You are absolutely right, but we are all humans and we do mistakes. Thats why AEB is there. You really do not believe that the driver disabled the AEB, do you? Seeing this should really rise reasonable doubts about the Teslas AEB and Tesla has to explain this.
I would be the first to advocate for the user to be able to download own logs, and analyze them - I do UAV log analysis.
Unless you have the log, it's really pointless.
-the accelerator could have been pressed
-the car may not even have AEB
-the warning configuration is unknown (early late)
-we do not know if it is an AP1 (relying mainly on radar) or an stereocam AP. (Radar cannot properly discriminate between stopped vehicle, and other reflections.)

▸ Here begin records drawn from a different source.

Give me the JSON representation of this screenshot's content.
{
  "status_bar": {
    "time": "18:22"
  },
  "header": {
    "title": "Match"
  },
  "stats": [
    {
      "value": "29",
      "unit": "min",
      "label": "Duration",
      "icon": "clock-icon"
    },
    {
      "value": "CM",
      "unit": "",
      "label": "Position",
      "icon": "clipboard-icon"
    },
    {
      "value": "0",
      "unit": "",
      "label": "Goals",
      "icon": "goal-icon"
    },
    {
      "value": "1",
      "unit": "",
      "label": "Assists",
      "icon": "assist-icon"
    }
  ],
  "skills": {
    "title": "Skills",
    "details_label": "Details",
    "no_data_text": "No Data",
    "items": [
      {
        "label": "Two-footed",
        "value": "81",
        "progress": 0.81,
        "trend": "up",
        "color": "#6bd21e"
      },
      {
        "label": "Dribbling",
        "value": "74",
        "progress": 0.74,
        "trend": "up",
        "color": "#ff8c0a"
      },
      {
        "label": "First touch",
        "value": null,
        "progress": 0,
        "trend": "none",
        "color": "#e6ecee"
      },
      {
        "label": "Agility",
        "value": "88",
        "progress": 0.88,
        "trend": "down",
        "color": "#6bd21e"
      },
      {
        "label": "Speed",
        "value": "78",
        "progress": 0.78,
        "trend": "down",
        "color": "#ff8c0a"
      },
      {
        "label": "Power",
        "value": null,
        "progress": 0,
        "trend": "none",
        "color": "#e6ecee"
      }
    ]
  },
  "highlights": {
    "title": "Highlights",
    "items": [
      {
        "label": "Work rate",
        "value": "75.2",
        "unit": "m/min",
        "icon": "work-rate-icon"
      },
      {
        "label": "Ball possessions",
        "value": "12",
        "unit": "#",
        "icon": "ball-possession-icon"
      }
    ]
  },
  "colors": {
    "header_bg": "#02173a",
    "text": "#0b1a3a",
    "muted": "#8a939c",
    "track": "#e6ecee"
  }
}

-we do not know anything about the radar data collected, of the camera/radar were properly calibrated... nothing.
Tesla does not have to explain anything, but I would love to have the logs, but no car maker gives them out...
I've seen plenty of them from Volvo or Subaru working great.
yes, google all those nice videos of Volvos crash during automatic-stop tests in front of journalists, that happened more than once. this is the latest one I know of:
My neighbor, (with Volvo V90 (2018) disabled at least those two functions (I do not know the names)
1: warning that went bananas on narrow roads (trees near road, forest not trimmed) - aka: the road home
2:the collision thing that braked hard every time due to a transformer hut that is placed near a road turn (so you head for it every day) - which is the reason he asked me if my did that. - but it also braked hard for busses on bus stops (hardly, but outside otherwise narrow lane)
All such things have a narrow balance between "useful" and "nagging mess"
I prefer an occasional warning, and later maybe "too late" braking, which would save a vigilant driver from hard crash, or allow to stop in time if responded in time.
I do NOT prefer crazy agressive warning mess that makes people disable the features altogether.